Experimental and simulated verification of a frequency and amplitude tunable metamaterial absorber

Abstract

In this paper, a dual band absorption characteristic of metamaterial absorber with three dielectric layers (SU-8 layer, VO2 layer, Al2O3 layer) is proposed and experimental confirmed in terahertz region. These absorption peaks are originated from cavity resonance and electrical resonance, respectively. Impedance matching phenomenon between the proposed metamaterial absorber and free space is achieved at resonance frequencies of absorption peaks. In order to reveal the effect of geometrical parameters on absorption peaks, two groups of experiments are carried out. It is found that the cavity and electrical resonance absorption peaks show a shifted to higher frequency with the radius of holes array increasing.
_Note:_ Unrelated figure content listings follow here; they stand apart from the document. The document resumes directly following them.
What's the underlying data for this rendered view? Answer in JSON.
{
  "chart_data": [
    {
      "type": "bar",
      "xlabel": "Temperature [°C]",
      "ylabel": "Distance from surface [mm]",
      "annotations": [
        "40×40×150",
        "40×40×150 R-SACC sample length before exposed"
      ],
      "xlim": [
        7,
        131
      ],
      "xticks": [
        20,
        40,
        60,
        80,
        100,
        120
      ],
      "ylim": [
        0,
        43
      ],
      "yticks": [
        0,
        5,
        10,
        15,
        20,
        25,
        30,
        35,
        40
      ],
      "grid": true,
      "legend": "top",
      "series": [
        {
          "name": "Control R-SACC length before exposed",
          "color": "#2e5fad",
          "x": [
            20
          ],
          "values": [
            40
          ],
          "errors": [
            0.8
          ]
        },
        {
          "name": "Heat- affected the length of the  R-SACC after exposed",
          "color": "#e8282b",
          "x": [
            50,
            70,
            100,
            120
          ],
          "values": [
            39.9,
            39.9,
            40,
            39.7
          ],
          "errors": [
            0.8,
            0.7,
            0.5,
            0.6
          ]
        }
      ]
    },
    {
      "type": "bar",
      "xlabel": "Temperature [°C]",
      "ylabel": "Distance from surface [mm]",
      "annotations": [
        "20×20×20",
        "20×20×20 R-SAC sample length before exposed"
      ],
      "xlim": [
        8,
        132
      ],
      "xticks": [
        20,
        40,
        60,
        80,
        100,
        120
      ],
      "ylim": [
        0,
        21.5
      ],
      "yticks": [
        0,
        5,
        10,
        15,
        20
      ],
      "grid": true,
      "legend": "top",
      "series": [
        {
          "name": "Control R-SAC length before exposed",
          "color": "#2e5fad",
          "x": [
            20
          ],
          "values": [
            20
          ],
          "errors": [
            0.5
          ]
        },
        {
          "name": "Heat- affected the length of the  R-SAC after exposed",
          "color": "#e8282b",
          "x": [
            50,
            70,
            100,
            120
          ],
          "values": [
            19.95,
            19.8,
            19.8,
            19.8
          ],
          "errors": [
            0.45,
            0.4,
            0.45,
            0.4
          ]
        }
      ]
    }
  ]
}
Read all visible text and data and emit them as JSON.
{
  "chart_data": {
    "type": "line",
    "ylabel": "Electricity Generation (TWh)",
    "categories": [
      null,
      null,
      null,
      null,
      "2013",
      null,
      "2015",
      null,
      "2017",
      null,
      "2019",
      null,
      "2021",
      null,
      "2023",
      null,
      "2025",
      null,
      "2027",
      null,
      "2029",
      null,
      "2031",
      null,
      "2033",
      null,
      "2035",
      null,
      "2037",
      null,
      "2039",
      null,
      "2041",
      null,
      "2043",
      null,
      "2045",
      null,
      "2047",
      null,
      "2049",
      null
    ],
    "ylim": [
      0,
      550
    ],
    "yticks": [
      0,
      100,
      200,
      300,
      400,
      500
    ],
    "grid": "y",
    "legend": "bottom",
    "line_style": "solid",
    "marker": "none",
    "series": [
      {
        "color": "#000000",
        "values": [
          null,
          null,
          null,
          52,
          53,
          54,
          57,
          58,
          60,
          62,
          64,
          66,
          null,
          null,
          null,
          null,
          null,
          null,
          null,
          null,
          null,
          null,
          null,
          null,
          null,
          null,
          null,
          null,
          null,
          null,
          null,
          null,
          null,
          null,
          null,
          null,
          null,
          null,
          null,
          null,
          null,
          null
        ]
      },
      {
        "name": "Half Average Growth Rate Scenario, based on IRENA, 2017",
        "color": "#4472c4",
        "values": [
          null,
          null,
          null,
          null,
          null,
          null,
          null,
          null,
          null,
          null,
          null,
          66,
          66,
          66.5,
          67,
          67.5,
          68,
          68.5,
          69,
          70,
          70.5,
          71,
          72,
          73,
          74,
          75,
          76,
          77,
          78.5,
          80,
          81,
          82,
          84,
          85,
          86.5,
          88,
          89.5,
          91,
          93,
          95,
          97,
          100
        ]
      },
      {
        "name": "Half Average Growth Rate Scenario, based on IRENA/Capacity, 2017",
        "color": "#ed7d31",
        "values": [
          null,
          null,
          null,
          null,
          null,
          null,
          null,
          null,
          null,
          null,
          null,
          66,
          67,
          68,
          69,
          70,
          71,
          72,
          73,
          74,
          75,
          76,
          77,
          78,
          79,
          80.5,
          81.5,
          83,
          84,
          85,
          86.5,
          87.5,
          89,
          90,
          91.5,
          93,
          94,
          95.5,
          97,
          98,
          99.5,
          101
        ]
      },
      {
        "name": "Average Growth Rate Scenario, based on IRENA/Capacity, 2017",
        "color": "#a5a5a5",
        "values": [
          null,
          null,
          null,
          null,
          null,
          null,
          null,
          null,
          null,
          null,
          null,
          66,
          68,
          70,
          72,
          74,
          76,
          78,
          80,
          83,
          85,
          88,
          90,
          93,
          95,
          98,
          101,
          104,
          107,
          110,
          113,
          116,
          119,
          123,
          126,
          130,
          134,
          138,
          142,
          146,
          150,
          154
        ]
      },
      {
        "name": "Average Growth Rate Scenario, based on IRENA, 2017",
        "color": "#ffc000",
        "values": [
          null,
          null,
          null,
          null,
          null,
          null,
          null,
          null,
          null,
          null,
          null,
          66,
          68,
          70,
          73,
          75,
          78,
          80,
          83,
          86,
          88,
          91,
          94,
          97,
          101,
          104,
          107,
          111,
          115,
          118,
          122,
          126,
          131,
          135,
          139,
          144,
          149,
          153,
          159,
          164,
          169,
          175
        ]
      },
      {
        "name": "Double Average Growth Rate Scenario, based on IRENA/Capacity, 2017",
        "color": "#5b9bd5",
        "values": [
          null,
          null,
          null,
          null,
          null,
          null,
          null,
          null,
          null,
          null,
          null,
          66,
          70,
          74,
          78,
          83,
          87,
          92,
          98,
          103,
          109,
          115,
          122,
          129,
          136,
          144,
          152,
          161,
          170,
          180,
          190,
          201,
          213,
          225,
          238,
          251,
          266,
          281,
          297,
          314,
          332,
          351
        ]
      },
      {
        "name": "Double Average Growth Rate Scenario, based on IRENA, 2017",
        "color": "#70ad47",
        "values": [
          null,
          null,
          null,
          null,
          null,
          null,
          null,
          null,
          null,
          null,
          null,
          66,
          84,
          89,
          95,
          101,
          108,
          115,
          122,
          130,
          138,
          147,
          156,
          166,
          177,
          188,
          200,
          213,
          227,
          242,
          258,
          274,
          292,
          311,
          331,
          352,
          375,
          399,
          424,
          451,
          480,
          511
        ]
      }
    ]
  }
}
However, for the increase in the VO2 layer thickness, the cavity and electrical resonance absorption peaks show a shifted to lower frequency. Absorption property is improved through optimizing structural parameters at room temperature condition. Moreover, measured results demonstrate that the cavity and electrical resonance absorption peaks show a shifted to higher frequency with the temperature increasing. Absorption intensities are tuned from 81% (25 °C) to 51% (97 °C) and 83% (25 °C) to 52% (97 °C), respectively. A new low-frequency absorption peak is achieved because that a new electrical resonance mode is effectively excited between the VO2 layer and bottom metal layer. The proposed metamaterial absorber with tunable property shows the applications possibility in sensing and detecting based on external stimulus (such as heat, or light) leading to the absorption spectrum change.